[2024] UKUT 320 (AAC)
Upper Tribunal Administrative Appeals Chamber

[2024] UKUT 320 (AAC)

Fecha: 10-Sep-2024

The parties’ submissions on Ground 2

The parties’ submissions on Ground 2

47.

In summary, the Appellant’s principal submission was that the requirement for the regulation 6(1)(b) test to be satisfied only if ‘the information is … easily accessible to the applicant in another form or format’ must be intended to confer some protection on the requester. If these words refer to the ability of the requester to ‘get at’ (in the First-tier Tribunal’s words) the information then, in order to have any effect, Mr Craddock contended, they must relate to the ability of the requester to go on and use the information. If they merely guarantee that the requester can ‘view’ the data, then they are doing no more than requiring compliance with the EIR. The requirement for the information to be ‘easily accessible to the applicant’, he argued, is intended to address not simply whether the applicant may view the information, but whether, in doing so, it is made available in some useful and potentially productive way.

48.

The Respondent characterised the substance of the Appellant’s complaint not in terms of being that he cannot readily access the digital tithe maps at the Council’s facility (i.e. view them), but rather that the format in question is not a convenient one for the purposes of his own research. However, according to Mr Metcalfe, the test of accessibility under regulation 6(1)(b) is accessibility ‘to the applicant’, and not accessibility to his or her computer. Information may be ‘easily accessible’ to an applicant, even if it is provided in a form or format that is less convenient to him. Nor, he submitted, is there any support in either the EIR, the Directive or the Convention for the question of accessibility under regulation 6(1)(b) being determined by reference to either (i) the purposes an applicant may wish to use the information for, or (ii) the ease with which the applicant can transfer the information between his different devices.
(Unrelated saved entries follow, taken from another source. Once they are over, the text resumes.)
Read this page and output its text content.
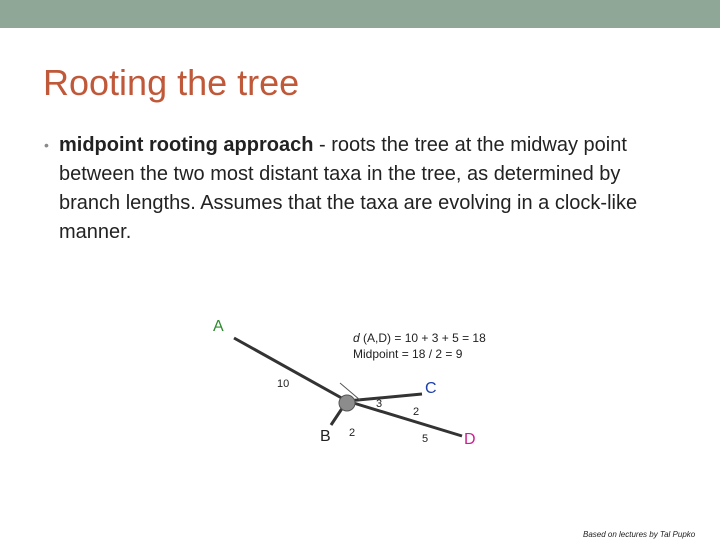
Rooting the tree
• midpoint rooting approach - roots the tree at the midway point between the two most distant taxa in the tree, as determined by branch lengths. Assumes that the taxa are evolving in a clock-like manner.
A
B
C
D
10
3
2
2
5
d (A,D) = 10 + 3 + 5 = 18
Midpoint = 18 / 2 = 9
Based on lectures by Tal Pupko
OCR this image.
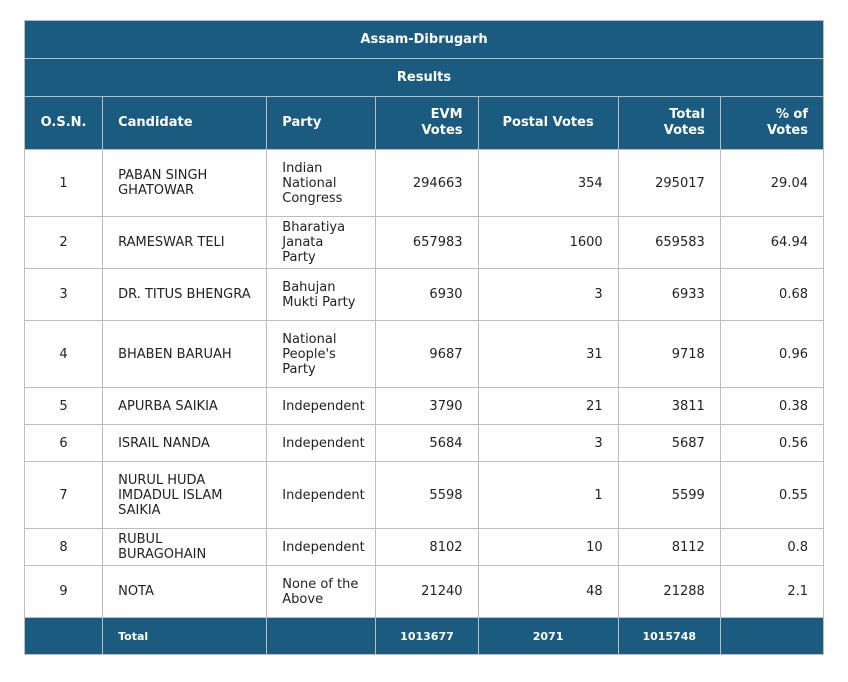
Assam-Dibrugarh						
Results						
O.S.N.	Candidate	Party	EVM Votes	Postal Votes	Total Votes	% of Votes
1	PABAN SINGH GHATOWAR	Indian National Congress	294663	354	295017	29.04
2	RAMESWAR TELI	Bharatiya Janata Party	657983	1600	659583	64.94
3	DR. TITUS BHENGRA	Bahujan Mukti Party	6930	3	6933	0.68
4	BHABEN BARUAH	National People's Party	9687	31	9718	0.96
5	APURBA SAIKIA	Independent	3790	21	3811	0.38
6	ISRAIL NANDA	Independent	5684	3	5687	0.56
7	NURUL HUDA IMDADUL ISLAM SAIKIA	Independent	5598	1	5599	0.55
8	RUBUL BURAGOHAIN	Independent	8102	10	8112	0.8
9	NOTA	None of the Above	21240	48	21288	2.1
	Total		1013677	2071	1015748	
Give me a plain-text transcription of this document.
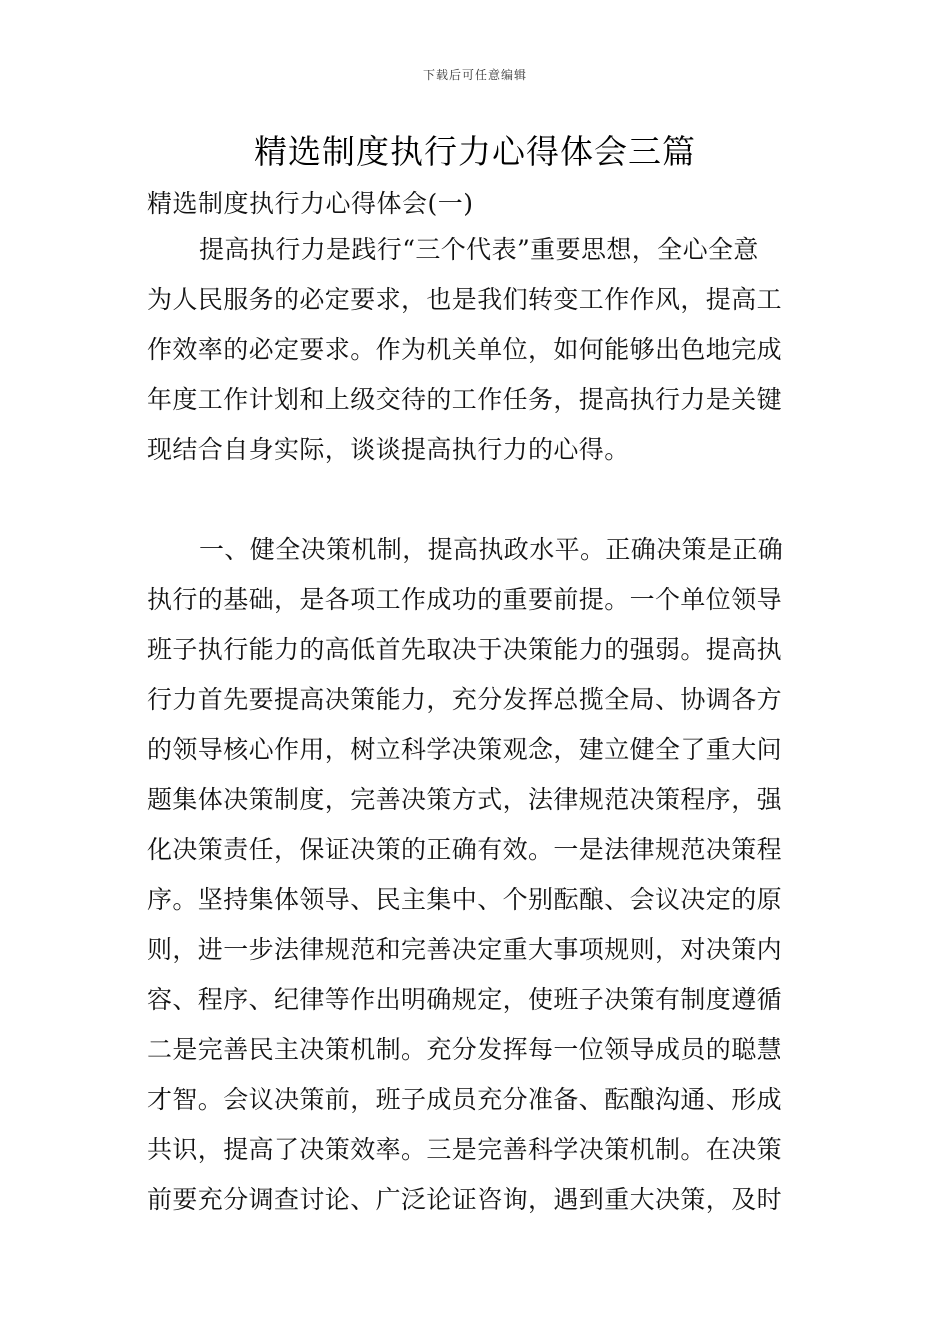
下载后可任意编辑
精选制度执行力心得体会三篇
精选制度执行力心得体会(一)
提高执行力是践行“三个代表”重要思想，全心全意
为人民服务的必定要求，也是我们转变工作作风，提高工
作效率的必定要求。作为机关单位，如何能够出色地完成
年度工作计划和上级交待的工作任务，提高执行力是关键
现结合自身实际，谈谈提高执行力的心得。
一、健全决策机制，提高执政水平。正确决策是正确
执行的基础，是各项工作成功的重要前提。一个单位领导
班子执行能力的高低首先取决于决策能力的强弱。提高执
行力首先要提高决策能力，充分发挥总揽全局、协调各方
的领导核心作用，树立科学决策观念，建立健全了重大问
题集体决策制度，完善决策方式，法律规范决策程序，强
化决策责任，保证决策的正确有效。一是法律规范决策程
序。坚持集体领导、民主集中、个别酝酿、会议决定的原
则，进一步法律规范和完善决定重大事项规则，对决策内
容、程序、纪律等作出明确规定，使班子决策有制度遵循
二是完善民主决策机制。充分发挥每一位领导成员的聪慧
才智。会议决策前，班子成员充分准备、酝酿沟通、形成
共识，提高了决策效率。三是完善科学决策机制。在决策
前要充分调查讨论、广泛论证咨询，遇到重大决策，及时
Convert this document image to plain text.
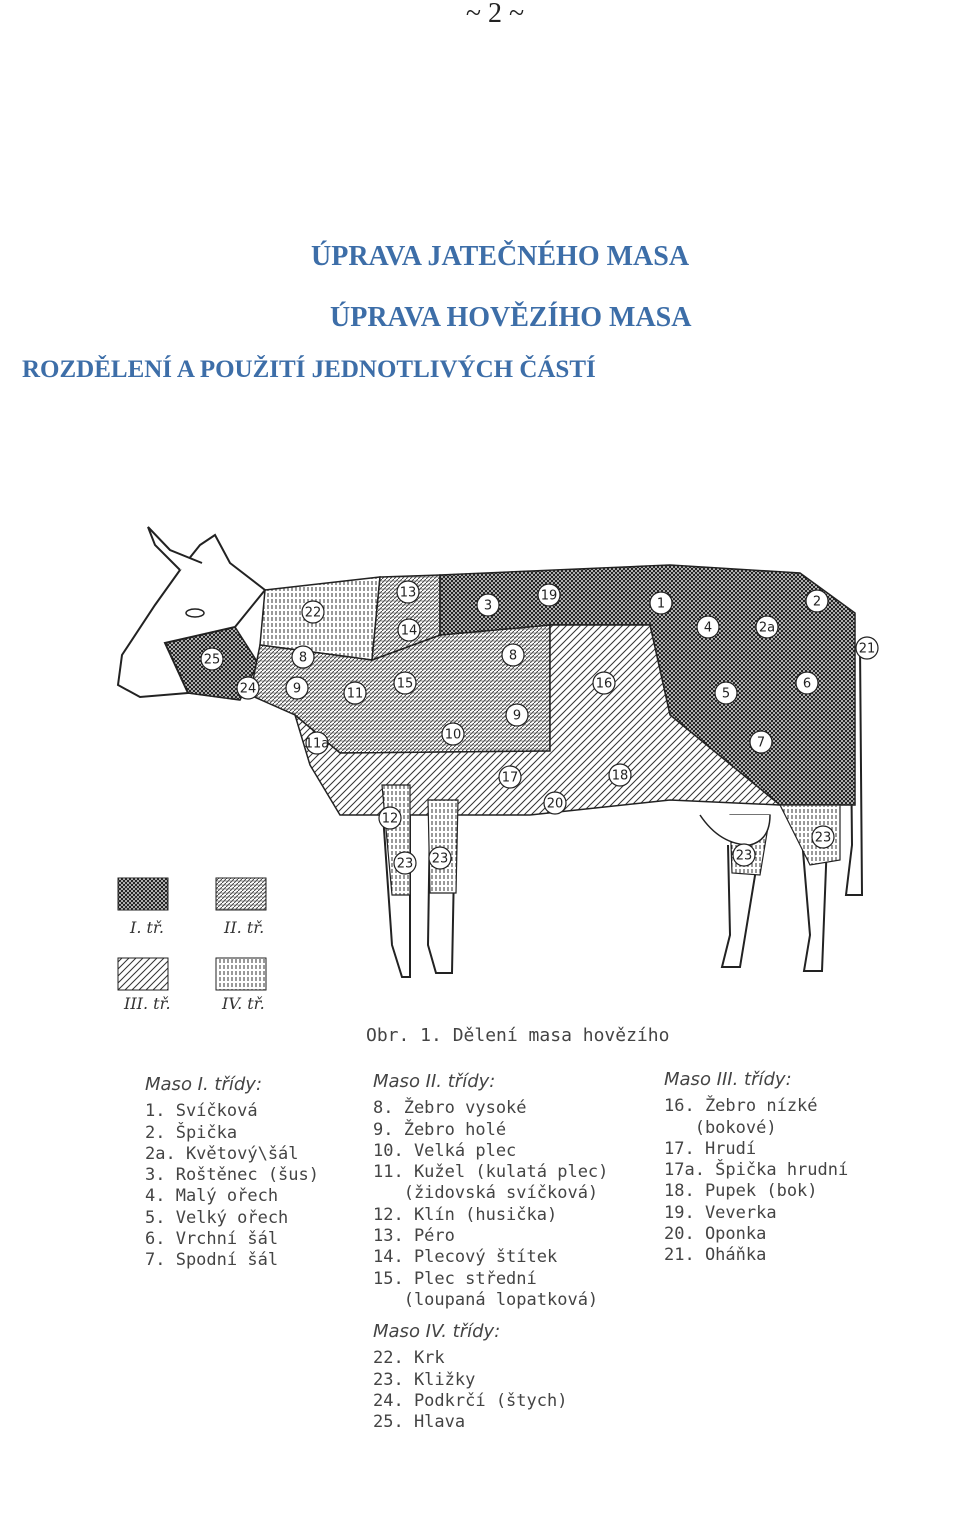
~ 2 ~
ÚPRAVA JATEČNÉHO MASA
ÚPRAVA HOVĚZÍHO MASA
ROZDĚLENÍ A POUŽITÍ JEDNOTLIVÝCH ČÁSTÍ
1	2
2a
3
4
5
6
7
8	8
9
9
10
11
11a
12
13
14
15	16
17	18
19
20
21
22
23 23	23
23
24
25
I. tř.	II. tř.
III. tř.	IV. tř.
Obr. 1. Dělení masa hovězího
Maso I. třídy:
1. Svíčková
2. Špička
2a. Květový\šál
3. Roštěnec (šus)
4. Malý ořech
5. Velký ořech
6. Vrchní šál
7. Spodní šál
Maso II. třídy:
8. Žebro vysoké
9. Žebro holé
10. Velká plec
11. Kužel (kulatá plec)
(židovská svíčková)
12. Klín (husička)
13. Péro
14. Plecový štítek
15. Plec střední
(loupaná lopatková)
Maso III. třídy:
16. Žebro nízké
(bokové)
17. Hrudí
17a. Špička hrudní
18. Pupek (bok)
19. Veverka
20. Oponka
21. Oháňka
Maso IV. třídy:
22. Krk
23. Kližky
24. Podkrčí (štych)
25. Hlava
Again, although regulation 6(1) EIR and section 11(1) FOIA both enable applicants to receive information in a particular format, there is no requirement on the public authority under regulation 6(1)(b) to consider the reasonable practicability of doing so. The test is simply and solely whether the environmental information in question is (a) ‘already publicly available’; and (b) ‘easily accessible to the applicant’ in another format.